Я закончил пробег через стольный город Ригу и понесся на встречу железному валу в Курляндии, где немцы крепко вросли в бетон и камень Балтийского моря и держали нас перед собою до самого конца войны. Повторились картинки нашей обороны на Волхове. Активизировать действия, вести разведку и ждать, покуда немцы сами начнут бежать. Не дай Бог остаться перед пустыми блиндажами и быть в дураках.

В феврале 44-го нашу-54-ю армию расформировали. Офицеров штаба — в резерв.
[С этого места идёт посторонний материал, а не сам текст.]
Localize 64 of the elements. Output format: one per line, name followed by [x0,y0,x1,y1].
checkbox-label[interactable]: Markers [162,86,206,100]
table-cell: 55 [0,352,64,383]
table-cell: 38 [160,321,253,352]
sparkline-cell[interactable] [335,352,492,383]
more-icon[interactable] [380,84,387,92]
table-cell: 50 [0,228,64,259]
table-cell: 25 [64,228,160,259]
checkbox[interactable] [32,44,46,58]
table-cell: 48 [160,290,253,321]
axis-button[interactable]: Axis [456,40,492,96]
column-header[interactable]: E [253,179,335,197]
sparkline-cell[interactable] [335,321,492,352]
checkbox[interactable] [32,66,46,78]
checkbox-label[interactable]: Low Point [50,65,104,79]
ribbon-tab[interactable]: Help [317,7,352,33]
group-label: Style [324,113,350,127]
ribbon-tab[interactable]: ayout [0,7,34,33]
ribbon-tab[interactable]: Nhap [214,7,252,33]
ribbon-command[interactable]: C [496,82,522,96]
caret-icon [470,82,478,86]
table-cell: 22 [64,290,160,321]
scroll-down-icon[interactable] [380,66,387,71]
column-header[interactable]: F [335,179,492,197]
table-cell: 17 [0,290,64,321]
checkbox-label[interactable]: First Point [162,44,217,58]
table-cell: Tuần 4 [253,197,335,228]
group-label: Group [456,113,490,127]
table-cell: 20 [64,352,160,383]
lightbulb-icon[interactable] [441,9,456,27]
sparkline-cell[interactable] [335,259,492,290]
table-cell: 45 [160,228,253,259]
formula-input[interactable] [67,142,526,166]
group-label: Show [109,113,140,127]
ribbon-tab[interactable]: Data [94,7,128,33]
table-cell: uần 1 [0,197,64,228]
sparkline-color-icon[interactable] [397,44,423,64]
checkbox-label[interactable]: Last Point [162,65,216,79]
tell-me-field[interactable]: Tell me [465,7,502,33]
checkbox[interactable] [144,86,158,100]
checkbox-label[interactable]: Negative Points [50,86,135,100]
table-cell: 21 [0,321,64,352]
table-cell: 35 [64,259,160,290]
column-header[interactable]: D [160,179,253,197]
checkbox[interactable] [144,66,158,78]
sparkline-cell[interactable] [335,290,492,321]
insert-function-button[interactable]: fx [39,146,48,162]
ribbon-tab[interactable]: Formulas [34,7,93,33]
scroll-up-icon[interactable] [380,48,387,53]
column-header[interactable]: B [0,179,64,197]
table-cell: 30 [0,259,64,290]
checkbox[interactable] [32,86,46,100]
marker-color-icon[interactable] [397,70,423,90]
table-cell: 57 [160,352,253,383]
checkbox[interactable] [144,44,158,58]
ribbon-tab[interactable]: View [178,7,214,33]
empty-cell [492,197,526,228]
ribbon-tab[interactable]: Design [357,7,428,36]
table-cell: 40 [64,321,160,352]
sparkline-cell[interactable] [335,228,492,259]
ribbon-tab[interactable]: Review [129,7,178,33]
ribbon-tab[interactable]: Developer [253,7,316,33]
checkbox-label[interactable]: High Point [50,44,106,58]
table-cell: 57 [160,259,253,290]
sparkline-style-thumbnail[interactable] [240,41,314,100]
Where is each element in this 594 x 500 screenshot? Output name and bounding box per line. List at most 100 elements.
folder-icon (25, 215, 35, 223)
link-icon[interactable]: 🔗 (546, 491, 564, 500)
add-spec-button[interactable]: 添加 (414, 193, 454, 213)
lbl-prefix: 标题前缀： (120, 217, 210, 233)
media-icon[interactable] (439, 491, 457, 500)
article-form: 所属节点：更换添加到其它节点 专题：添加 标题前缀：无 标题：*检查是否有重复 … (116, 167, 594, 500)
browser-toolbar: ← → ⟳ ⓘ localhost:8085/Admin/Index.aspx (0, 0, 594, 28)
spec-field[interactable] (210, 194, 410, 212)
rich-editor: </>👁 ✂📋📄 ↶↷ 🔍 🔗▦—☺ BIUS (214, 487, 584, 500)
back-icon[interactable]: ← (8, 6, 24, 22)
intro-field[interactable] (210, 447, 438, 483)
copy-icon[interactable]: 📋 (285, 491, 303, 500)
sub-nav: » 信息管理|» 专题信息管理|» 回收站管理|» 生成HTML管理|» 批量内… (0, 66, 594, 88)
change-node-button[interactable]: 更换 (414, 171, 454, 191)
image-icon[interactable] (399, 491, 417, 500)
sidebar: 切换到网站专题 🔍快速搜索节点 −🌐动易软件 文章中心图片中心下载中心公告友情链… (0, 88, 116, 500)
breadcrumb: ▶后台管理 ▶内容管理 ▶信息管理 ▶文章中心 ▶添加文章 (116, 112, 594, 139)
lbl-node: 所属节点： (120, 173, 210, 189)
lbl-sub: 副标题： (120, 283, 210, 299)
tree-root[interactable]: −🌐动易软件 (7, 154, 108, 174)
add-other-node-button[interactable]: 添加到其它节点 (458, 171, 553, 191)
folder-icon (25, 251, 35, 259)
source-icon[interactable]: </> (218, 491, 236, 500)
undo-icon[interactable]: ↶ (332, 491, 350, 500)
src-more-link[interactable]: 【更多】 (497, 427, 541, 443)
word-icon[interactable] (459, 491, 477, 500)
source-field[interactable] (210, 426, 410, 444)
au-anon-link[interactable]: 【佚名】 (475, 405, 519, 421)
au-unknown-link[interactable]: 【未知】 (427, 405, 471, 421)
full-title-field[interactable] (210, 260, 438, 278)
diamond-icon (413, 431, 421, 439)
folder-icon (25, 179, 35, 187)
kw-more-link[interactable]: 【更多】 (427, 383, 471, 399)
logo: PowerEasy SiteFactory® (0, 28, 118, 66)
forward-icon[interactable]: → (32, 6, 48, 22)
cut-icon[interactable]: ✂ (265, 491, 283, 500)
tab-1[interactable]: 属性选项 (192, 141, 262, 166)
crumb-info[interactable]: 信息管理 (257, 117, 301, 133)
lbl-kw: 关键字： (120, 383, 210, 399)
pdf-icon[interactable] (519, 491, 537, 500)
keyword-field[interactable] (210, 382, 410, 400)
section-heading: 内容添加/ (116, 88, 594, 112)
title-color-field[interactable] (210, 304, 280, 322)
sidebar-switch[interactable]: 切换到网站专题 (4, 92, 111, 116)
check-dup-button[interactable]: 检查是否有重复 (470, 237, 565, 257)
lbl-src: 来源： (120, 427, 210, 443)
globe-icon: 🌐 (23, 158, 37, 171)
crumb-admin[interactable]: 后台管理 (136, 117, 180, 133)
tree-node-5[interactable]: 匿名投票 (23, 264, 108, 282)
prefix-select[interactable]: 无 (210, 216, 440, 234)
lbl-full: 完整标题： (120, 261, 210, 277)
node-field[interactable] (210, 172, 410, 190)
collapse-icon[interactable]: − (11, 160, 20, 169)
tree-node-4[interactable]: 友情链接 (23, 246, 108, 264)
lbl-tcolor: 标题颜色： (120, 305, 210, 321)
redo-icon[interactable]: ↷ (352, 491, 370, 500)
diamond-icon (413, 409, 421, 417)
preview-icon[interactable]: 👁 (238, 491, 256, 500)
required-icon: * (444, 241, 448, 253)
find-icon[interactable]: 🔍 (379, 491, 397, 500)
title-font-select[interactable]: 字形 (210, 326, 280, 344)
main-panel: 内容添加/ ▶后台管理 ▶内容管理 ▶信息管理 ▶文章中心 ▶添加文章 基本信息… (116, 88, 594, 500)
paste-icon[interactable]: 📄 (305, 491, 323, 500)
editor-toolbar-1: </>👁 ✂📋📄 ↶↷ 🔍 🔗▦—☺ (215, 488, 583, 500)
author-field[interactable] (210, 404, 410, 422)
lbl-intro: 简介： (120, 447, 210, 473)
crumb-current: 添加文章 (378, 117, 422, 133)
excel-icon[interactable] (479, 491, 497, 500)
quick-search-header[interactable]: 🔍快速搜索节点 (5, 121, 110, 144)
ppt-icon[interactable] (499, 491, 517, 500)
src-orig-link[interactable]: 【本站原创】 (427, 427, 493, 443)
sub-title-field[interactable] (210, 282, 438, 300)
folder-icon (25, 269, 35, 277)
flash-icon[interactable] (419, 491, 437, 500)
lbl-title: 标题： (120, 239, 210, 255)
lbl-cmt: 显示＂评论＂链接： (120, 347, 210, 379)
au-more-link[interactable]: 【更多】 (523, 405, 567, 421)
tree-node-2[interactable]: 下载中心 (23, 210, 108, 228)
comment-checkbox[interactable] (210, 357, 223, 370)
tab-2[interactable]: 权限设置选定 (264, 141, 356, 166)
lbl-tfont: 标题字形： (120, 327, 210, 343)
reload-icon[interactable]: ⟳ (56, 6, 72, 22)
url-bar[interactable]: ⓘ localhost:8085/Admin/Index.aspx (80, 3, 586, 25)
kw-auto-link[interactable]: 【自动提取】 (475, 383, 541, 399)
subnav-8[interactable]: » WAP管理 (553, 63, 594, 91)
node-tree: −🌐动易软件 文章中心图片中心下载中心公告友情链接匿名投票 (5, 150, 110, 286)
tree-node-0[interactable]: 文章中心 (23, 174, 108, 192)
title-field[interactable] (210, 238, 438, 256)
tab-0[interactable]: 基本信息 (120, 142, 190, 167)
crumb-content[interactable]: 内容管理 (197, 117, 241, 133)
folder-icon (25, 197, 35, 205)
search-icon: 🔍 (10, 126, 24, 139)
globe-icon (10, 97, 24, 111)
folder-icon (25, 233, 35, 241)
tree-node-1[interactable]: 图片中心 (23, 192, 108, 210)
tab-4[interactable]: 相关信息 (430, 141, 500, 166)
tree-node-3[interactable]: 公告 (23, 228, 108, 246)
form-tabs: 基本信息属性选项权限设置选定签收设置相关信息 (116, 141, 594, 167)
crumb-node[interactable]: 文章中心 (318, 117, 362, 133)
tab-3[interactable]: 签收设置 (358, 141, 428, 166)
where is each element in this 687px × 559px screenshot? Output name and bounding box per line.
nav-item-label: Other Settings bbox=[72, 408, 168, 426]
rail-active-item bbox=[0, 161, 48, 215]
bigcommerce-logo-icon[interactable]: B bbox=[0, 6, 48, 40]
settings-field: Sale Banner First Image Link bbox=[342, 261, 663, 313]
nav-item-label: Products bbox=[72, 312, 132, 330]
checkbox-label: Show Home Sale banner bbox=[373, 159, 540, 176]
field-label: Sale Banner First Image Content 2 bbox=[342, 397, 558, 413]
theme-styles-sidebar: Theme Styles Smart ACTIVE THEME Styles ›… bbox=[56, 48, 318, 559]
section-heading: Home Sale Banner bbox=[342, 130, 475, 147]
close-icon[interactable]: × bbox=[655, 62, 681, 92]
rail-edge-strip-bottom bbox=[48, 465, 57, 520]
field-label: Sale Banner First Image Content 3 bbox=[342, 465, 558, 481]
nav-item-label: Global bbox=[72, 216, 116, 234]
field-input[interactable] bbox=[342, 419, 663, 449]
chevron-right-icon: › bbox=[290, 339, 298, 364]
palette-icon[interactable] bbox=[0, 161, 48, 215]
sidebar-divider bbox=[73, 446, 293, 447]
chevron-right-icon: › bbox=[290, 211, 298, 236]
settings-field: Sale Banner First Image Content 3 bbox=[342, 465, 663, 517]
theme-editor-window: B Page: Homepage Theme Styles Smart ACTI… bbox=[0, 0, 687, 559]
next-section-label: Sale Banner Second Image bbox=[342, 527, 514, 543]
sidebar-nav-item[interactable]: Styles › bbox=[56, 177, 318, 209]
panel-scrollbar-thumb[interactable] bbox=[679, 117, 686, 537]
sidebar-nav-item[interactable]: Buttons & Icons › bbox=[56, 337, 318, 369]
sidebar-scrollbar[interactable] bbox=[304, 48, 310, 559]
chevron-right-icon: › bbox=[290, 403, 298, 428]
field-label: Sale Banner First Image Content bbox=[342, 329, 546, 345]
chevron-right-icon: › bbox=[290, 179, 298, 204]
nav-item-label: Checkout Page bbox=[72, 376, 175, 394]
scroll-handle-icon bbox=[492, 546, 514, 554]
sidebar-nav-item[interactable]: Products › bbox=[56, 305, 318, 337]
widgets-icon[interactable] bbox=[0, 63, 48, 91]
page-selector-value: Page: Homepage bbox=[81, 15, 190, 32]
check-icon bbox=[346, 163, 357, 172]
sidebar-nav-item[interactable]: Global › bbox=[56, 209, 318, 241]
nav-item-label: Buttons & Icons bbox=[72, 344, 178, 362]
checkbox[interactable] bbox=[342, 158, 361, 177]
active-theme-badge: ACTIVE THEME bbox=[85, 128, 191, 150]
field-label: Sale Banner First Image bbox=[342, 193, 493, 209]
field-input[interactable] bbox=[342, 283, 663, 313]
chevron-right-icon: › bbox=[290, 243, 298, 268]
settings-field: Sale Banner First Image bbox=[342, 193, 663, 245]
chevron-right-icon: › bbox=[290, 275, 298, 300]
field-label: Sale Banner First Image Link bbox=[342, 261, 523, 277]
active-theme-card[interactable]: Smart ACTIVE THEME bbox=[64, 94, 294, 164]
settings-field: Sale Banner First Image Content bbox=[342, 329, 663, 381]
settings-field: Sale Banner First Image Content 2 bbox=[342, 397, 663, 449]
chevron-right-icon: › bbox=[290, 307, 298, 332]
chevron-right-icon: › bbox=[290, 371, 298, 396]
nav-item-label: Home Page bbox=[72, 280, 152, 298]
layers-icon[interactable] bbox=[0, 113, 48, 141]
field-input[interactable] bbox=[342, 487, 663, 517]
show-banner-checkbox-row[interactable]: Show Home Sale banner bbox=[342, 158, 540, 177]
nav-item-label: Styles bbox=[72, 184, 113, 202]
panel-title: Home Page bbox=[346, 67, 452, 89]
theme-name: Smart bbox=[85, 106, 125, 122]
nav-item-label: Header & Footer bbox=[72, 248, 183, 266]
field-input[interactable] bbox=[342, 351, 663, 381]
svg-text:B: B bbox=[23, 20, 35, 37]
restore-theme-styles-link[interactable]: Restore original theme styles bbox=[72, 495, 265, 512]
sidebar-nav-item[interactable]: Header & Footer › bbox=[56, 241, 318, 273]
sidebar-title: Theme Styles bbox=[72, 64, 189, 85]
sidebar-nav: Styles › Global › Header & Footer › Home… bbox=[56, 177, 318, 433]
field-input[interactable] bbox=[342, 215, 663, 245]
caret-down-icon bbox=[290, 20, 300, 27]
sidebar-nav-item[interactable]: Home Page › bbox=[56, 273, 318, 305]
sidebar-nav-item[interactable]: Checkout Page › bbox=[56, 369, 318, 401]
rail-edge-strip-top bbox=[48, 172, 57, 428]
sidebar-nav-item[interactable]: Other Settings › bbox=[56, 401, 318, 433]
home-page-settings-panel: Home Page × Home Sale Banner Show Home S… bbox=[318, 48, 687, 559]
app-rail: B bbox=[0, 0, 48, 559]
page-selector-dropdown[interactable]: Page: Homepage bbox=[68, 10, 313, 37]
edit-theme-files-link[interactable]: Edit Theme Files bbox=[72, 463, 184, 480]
Моя мечта — получить полк, как говорили наши армейские, накрылась, и я протуберанцем засвистел на Северный фронт к финнам и норвежцам. Там, туманным и свербливым маем я встретил праздник конца войны и победы. Вдали от родных и людей, с которыми бились, надеялись, ждали… Одинокому праздник не Мадрид, а котелок каши. Некому сказать: «Помнишь»… Некого хлопнуть по спине … Некого поцеловать и обнять … Несколько дней пили. Все хотели рассказывать, никто — слушать. А нам нужны слушатели. Столько набралось засушенных и засоленных эмоций. Да что об этом… После того кинулся я в Москву, потом год (по протекции) в преподавателях сопромата Военно-транспортной академии. Оттуда вылетел мелкокалиберным снарядиком обратно на север в резерв ББВО, и вот я опять в Кеми, а уже февраль, а может быть, март 1946 года. Война кончилась, но как солдат с оторванной рукой долго хочет спрятать ее в карман, так мы чувствовали приросшую к душе войну.